For every body to eat, creating healthy, wholesome snacks that anyone – regardless of diet – can enjoy is crucial. “Everything we’re doing is trying to make eating easier for people with special diets — whether that means being vegan, having food allergies or having an autoimmune disease, like me,” co-founder and CEO Patricia “Trish” Thomas. told VegNews.
Vegan snacks for everyone
For Thomas, creating vegan, allergen-friendly snacks was personal. A serial entrepreneur, Thomas suddenly found himself feeling tired and falling out after the birth of his son. Undiagnosed at the time, she didn’t realize it was an autoimmune disease that was making her feel sick.
“I just thought the kids tired you out. I didn’t know there was anything wrong,” Thomas said. After shrimp and red wine put him in an ambulance, Thomas jumped head first into research and realized that he felt significantly better when he avoided dairy, corn and gluten in his diet.
“I could no longer eat the same food as the people I loved,” she says.
“We were always entertaining and having people over, and then all of a sudden, I couldn’t eat what my family was eating for dinner, or I had to change the whole menu. I’m really used to cooking in a way that allows people to customize based on their diet.”

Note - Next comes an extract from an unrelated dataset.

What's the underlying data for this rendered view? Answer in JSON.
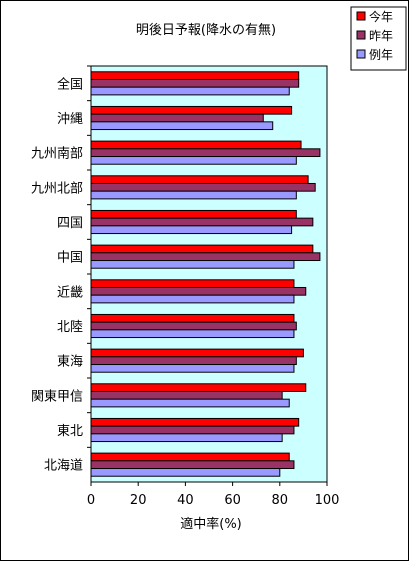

But it wasn’t until Thomas met Nicole Wilson, co-founder of Every Body Eat, that the company idea first took off. After meeting at a book fair at their children’s school, Thomas invites Wilson for a conversation and serves some snacks that Wilson finds unappealing. “We just started working together on another business idea and I served [Wilson] Some really bad food, and he said, ‘You eat this stuff? That’s not good,'” Thomas said.
Eat every body
Initially, the pair were working on a technology platform that aimed to make eating easier for people on special diets. However, when it came to adding allergen-friendly foods to the platform, they found that nothing met their standards.

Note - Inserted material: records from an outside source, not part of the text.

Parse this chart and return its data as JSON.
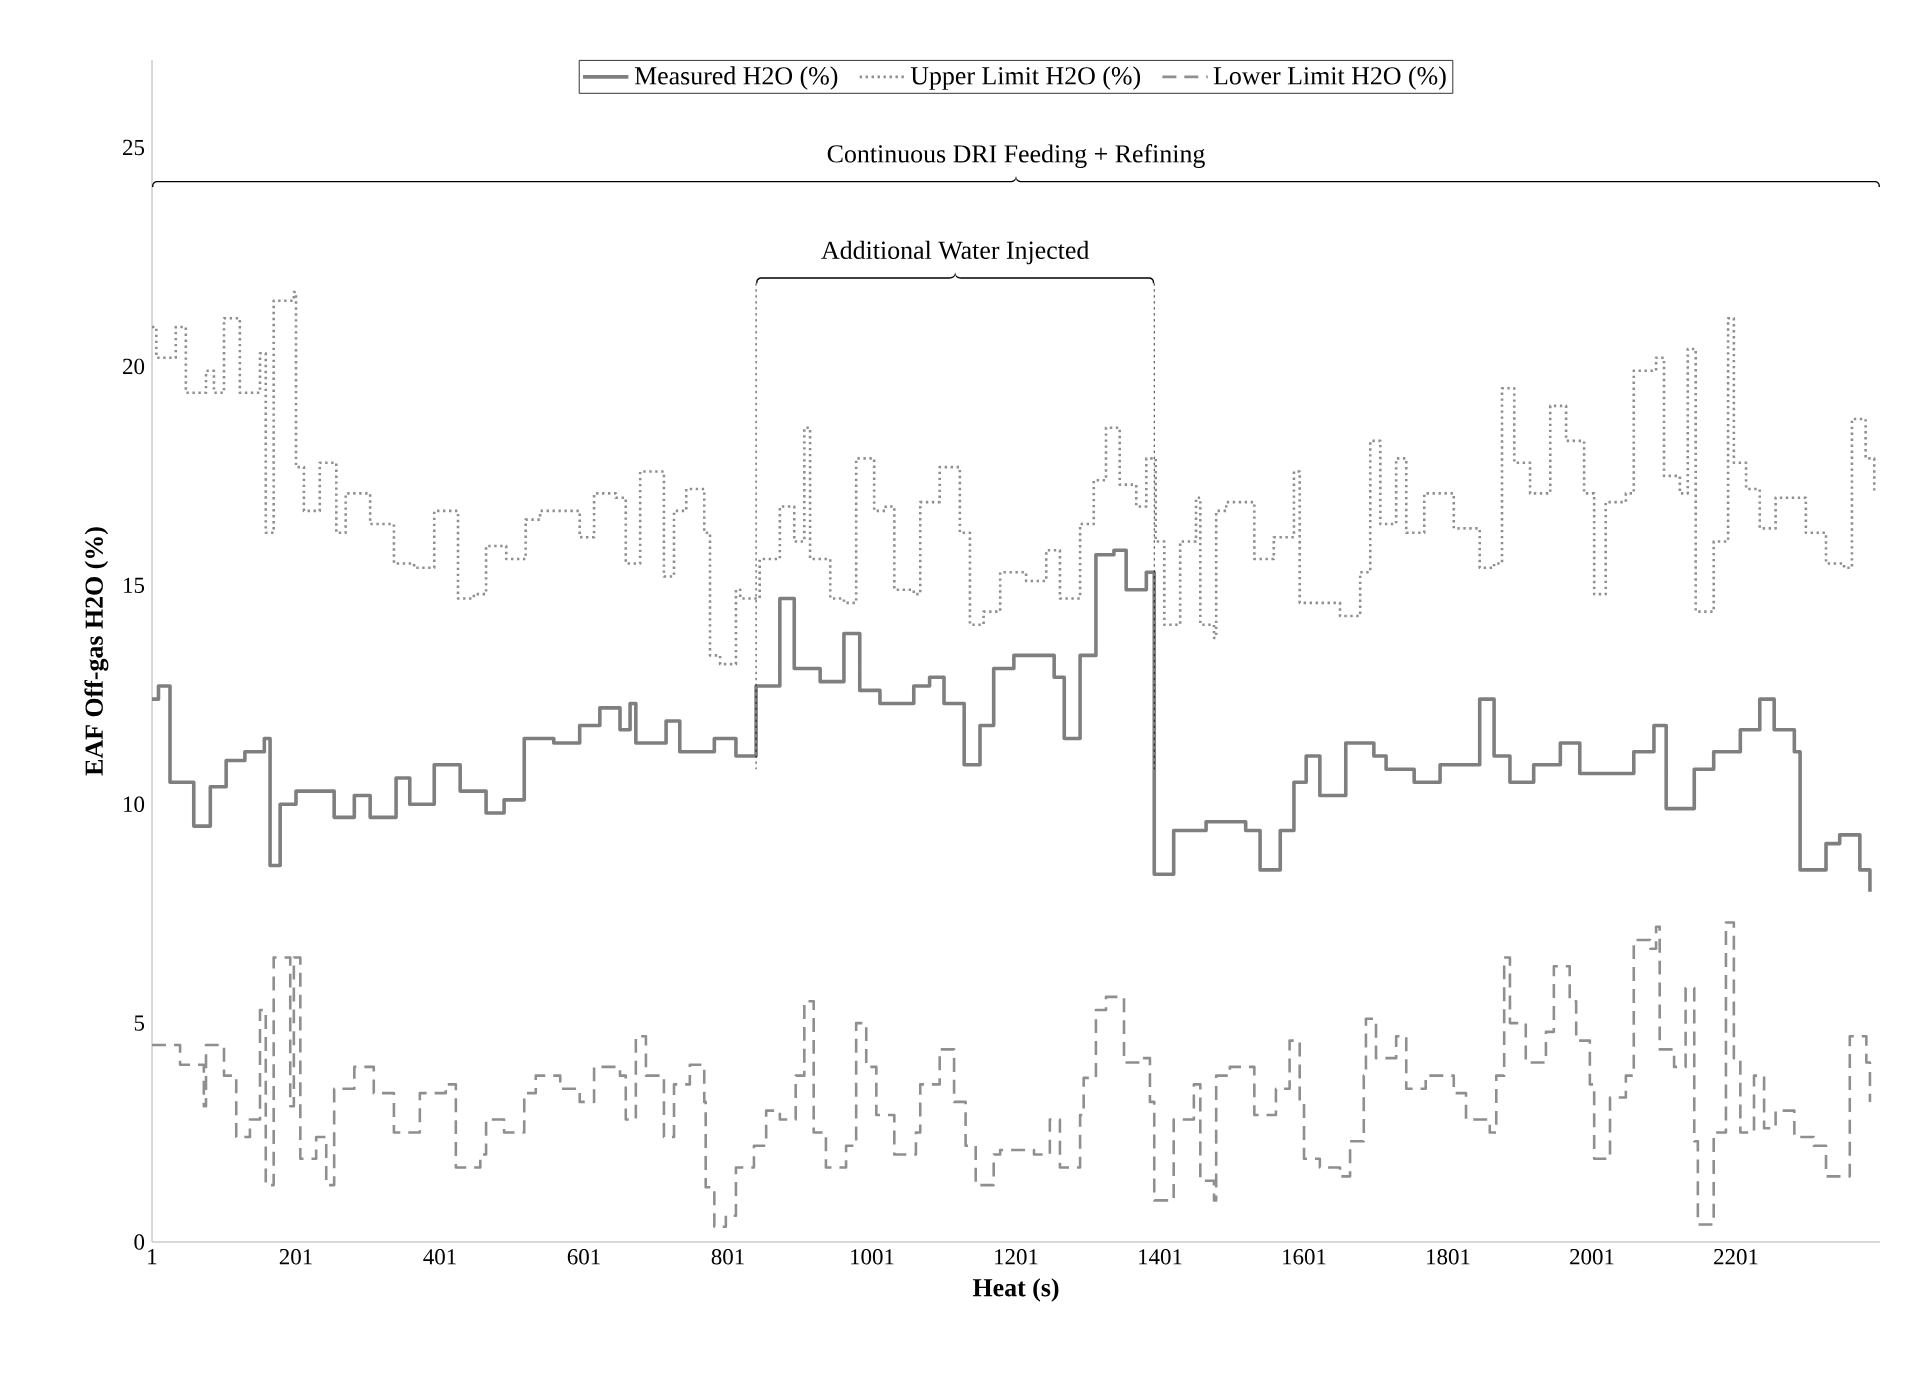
{
  "chart_data": {
    "type": "step",
    "xlabel": "Heat (s)",
    "ylabel": "EAF Off-gas H2O (%)",
    "xlim": [
      1,
      2401
    ],
    "ylim": [
      0,
      27
    ],
    "xticks": [
      1,
      201,
      401,
      601,
      801,
      1001,
      1201,
      1401,
      1601,
      1801,
      2001,
      2201
    ],
    "yticks": [
      0,
      5,
      10,
      15,
      20,
      25
    ],
    "grid": false,
    "legend": "top",
    "marker": "none",
    "series": [
      {
        "name": "Measured H2O (%)",
        "color": "#7f7f7f",
        "line_style": "solid",
        "x": [
          1,
          10,
          26,
          59,
          82,
          104,
          130,
          157,
          165,
          179,
          201,
          234,
          254,
          282,
          304,
          340,
          359,
          393,
          429,
          465,
          490,
          518,
          559,
          595,
          623,
          651,
          665,
          673,
          715,
          734,
          782,
          812,
          840,
          873,
          893,
          929,
          962,
          984,
          1012,
          1059,
          1081,
          1101,
          1129,
          1151,
          1170,
          1198,
          1234,
          1254,
          1268,
          1290,
          1312,
          1337,
          1354,
          1382,
          1393,
          1420,
          1465,
          1520,
          1540,
          1568,
          1587,
          1604,
          1623,
          1659,
          1698,
          1715,
          1754,
          1790,
          1818,
          1845,
          1865,
          1887,
          1920,
          1957,
          1984,
          2032,
          2059,
          2087,
          2104,
          2143,
          2170,
          2207,
          2234,
          2254,
          2282,
          2290,
          2326,
          2345,
          2373,
          2387
        ],
        "values": [
          12.4,
          12.7,
          10.5,
          9.5,
          10.4,
          11.0,
          11.2,
          11.5,
          8.6,
          10.0,
          10.3,
          10.3,
          9.7,
          10.2,
          9.7,
          10.6,
          10.0,
          10.9,
          10.3,
          9.8,
          10.1,
          11.5,
          11.4,
          11.8,
          12.2,
          11.7,
          12.3,
          11.4,
          11.9,
          11.2,
          11.5,
          11.1,
          12.7,
          14.7,
          13.1,
          12.8,
          13.9,
          12.6,
          12.3,
          12.7,
          12.9,
          12.3,
          10.9,
          11.8,
          13.1,
          13.4,
          13.4,
          12.9,
          11.5,
          13.4,
          15.7,
          15.8,
          14.9,
          15.3,
          8.4,
          9.4,
          9.6,
          9.4,
          8.5,
          9.4,
          10.5,
          11.1,
          10.2,
          11.4,
          11.1,
          10.8,
          10.5,
          10.9,
          10.9,
          12.4,
          11.1,
          10.5,
          10.9,
          11.4,
          10.7,
          10.7,
          11.2,
          11.8,
          9.9,
          10.8,
          11.2,
          11.7,
          12.4,
          11.7,
          11.2,
          8.5,
          9.1,
          9.3,
          8.5,
          8.0
        ]
      },
      {
        "name": "Upper Limit H2O (%)",
        "color": "#8f8f8f",
        "line_style": "dotted",
        "x": [
          1,
          7,
          34,
          48,
          76,
          87,
          101,
          123,
          151,
          159,
          170,
          198,
          201,
          212,
          234,
          257,
          270,
          304,
          337,
          365,
          393,
          420,
          426,
          448,
          465,
          493,
          520,
          540,
          595,
          615,
          645,
          659,
          679,
          712,
          726,
          743,
          768,
          776,
          790,
          812,
          818,
          845,
          873,
          893,
          907,
          915,
          943,
          962,
          979,
          1004,
          1020,
          1032,
          1059,
          1068,
          1095,
          1123,
          1137,
          1156,
          1179,
          1215,
          1243,
          1262,
          1290,
          1309,
          1326,
          1345,
          1368,
          1382,
          1395,
          1407,
          1429,
          1451,
          1457,
          1476,
          1479,
          1493,
          1532,
          1559,
          1587,
          1595,
          1651,
          1679,
          1693,
          1707,
          1729,
          1743,
          1768,
          1809,
          1845,
          1865,
          1876,
          1893,
          1915,
          1943,
          1965,
          1990,
          2004,
          2020,
          2048,
          2059,
          2090,
          2101,
          2123,
          2134,
          2145,
          2170,
          2190,
          2198,
          2215,
          2234,
          2256,
          2298,
          2326,
          2351,
          2362,
          2381,
          2393
        ],
        "values": [
          20.9,
          20.2,
          20.9,
          19.4,
          19.9,
          19.4,
          21.1,
          19.4,
          20.3,
          16.2,
          21.5,
          21.7,
          17.7,
          16.7,
          17.8,
          16.2,
          17.1,
          16.4,
          15.5,
          15.4,
          16.7,
          16.7,
          14.7,
          14.8,
          15.9,
          15.6,
          16.5,
          16.7,
          16.1,
          17.1,
          17.0,
          15.5,
          17.6,
          15.2,
          16.7,
          17.2,
          16.2,
          13.4,
          13.2,
          14.9,
          14.7,
          15.6,
          16.8,
          16.0,
          18.6,
          15.6,
          14.7,
          14.6,
          17.9,
          16.7,
          16.8,
          14.9,
          14.8,
          16.9,
          17.7,
          16.2,
          14.1,
          14.4,
          15.3,
          15.1,
          15.8,
          14.7,
          16.4,
          17.4,
          18.6,
          17.3,
          16.8,
          17.9,
          16.0,
          14.1,
          16.0,
          17.0,
          14.1,
          13.8,
          16.7,
          16.9,
          15.6,
          16.1,
          17.6,
          14.6,
          14.3,
          15.3,
          18.3,
          16.4,
          17.9,
          16.2,
          17.1,
          16.3,
          15.4,
          15.5,
          19.5,
          17.8,
          17.1,
          19.1,
          18.3,
          17.1,
          14.8,
          16.9,
          17.1,
          19.9,
          20.2,
          17.5,
          17.1,
          20.4,
          14.4,
          16.0,
          21.1,
          17.8,
          17.2,
          16.3,
          17.0,
          16.2,
          15.5,
          15.4,
          18.8,
          17.9,
          17.1
        ]
      },
      {
        "name": "Lower Limit H2O (%)",
        "color": "#8f8f8f",
        "line_style": "dashed",
        "x": [
          1,
          40,
          73,
          76,
          101,
          118,
          137,
          151,
          159,
          170,
          193,
          198,
          207,
          229,
          243,
          254,
          282,
          309,
          337,
          365,
          373,
          409,
          423,
          457,
          465,
          490,
          518,
          534,
          568,
          595,
          615,
          651,
          659,
          673,
          687,
          712,
          726,
          748,
          768,
          770,
          782,
          798,
          812,
          837,
          854,
          873,
          895,
          907,
          920,
          937,
          965,
          979,
          993,
          1007,
          1032,
          1062,
          1068,
          1095,
          1115,
          1131,
          1145,
          1170,
          1179,
          1226,
          1248,
          1262,
          1290,
          1295,
          1312,
          1326,
          1351,
          1373,
          1387,
          1393,
          1420,
          1448,
          1457,
          1476,
          1479,
          1498,
          1532,
          1562,
          1581,
          1595,
          1601,
          1623,
          1651,
          1665,
          1684,
          1687,
          1701,
          1729,
          1743,
          1770,
          1809,
          1826,
          1859,
          1868,
          1879,
          1887,
          1909,
          1937,
          1948,
          1970,
          1979,
          1998,
          2004,
          2026,
          2048,
          2059,
          2082,
          2090,
          2095,
          2115,
          2131,
          2143,
          2148,
          2170,
          2187,
          2198,
          2207,
          2226,
          2240,
          2256,
          2282,
          2309,
          2326,
          2351,
          2359,
          2382,
          2387
        ],
        "values": [
          4.5,
          4.05,
          3.1,
          4.5,
          3.8,
          2.4,
          2.8,
          5.3,
          1.3,
          6.5,
          3.1,
          6.5,
          1.9,
          2.4,
          1.3,
          3.5,
          4.0,
          3.4,
          2.5,
          2.5,
          3.4,
          3.6,
          1.7,
          2.0,
          2.8,
          2.5,
          3.4,
          3.8,
          3.5,
          3.2,
          4.0,
          3.8,
          2.8,
          4.7,
          3.8,
          2.4,
          3.6,
          4.05,
          3.2,
          1.25,
          0.35,
          0.6,
          1.7,
          2.2,
          3.0,
          2.8,
          3.8,
          5.5,
          2.5,
          1.7,
          2.2,
          5.0,
          4.0,
          2.9,
          2.0,
          2.5,
          3.6,
          4.4,
          3.2,
          2.2,
          1.3,
          2.0,
          2.1,
          2.0,
          2.8,
          1.7,
          2.9,
          3.75,
          5.3,
          5.6,
          4.1,
          4.2,
          3.2,
          0.95,
          2.8,
          3.6,
          1.4,
          0.95,
          3.8,
          4.0,
          2.9,
          3.5,
          4.6,
          3.2,
          1.9,
          1.7,
          1.5,
          2.3,
          3.8,
          5.1,
          4.2,
          4.7,
          3.5,
          3.8,
          3.4,
          2.8,
          2.5,
          3.8,
          6.5,
          5.0,
          4.1,
          4.8,
          6.3,
          5.5,
          4.6,
          3.6,
          1.9,
          3.3,
          3.8,
          6.9,
          6.7,
          7.2,
          4.4,
          4.0,
          5.8,
          2.3,
          0.4,
          2.5,
          7.3,
          4.2,
          2.5,
          3.8,
          2.6,
          3.0,
          2.4,
          2.2,
          1.5,
          1.5,
          4.7,
          4.1,
          3.2
        ]
      }
    ],
    "ref_lines": [
      {
        "axis": "x",
        "value": 840,
        "line_style": "dotted",
        "color": "#000000"
      },
      {
        "axis": "x",
        "value": 1393,
        "line_style": "dotted",
        "color": "#000000"
      }
    ],
    "annotations": [
      "Continuous DRI Feeding + Refining",
      "Additional Water Injected"
    ]
  }
}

“Our requirements [for the platform] If everything comes from healthy, whole-food ingredients, has healthy fats, no sugar—and we haven’t found anything to put in it,” says Thomas. “We literally had four or five products [on the platform]”
The co-founders decided to pivot and create their own allergen-friendly healthy food that everyone could enjoy.
Vegetarian food for the greater good
Each Body Brick aims to make eating easier, healthier and tastier for its consumers. Beyond food, the company is making sure everyone has a seat at the table.
Eighty percent of the company’s workforce is people of color. Additionally, 65 percent of its production team has been impacted by the justice system and 20 percent were formerly homeless.
Eat every body
And during the Covid-19 pandemic the company boasts a nearly 100-percent employee retention rate, losing only one employee who chose to pursue a career in music.
“We’ve been able to create a place where people want to work,” Thomas said. “Our goal is to literally and figuratively give everyone a seat at the table. We’re doing it with our food and we’re doing it with our people.”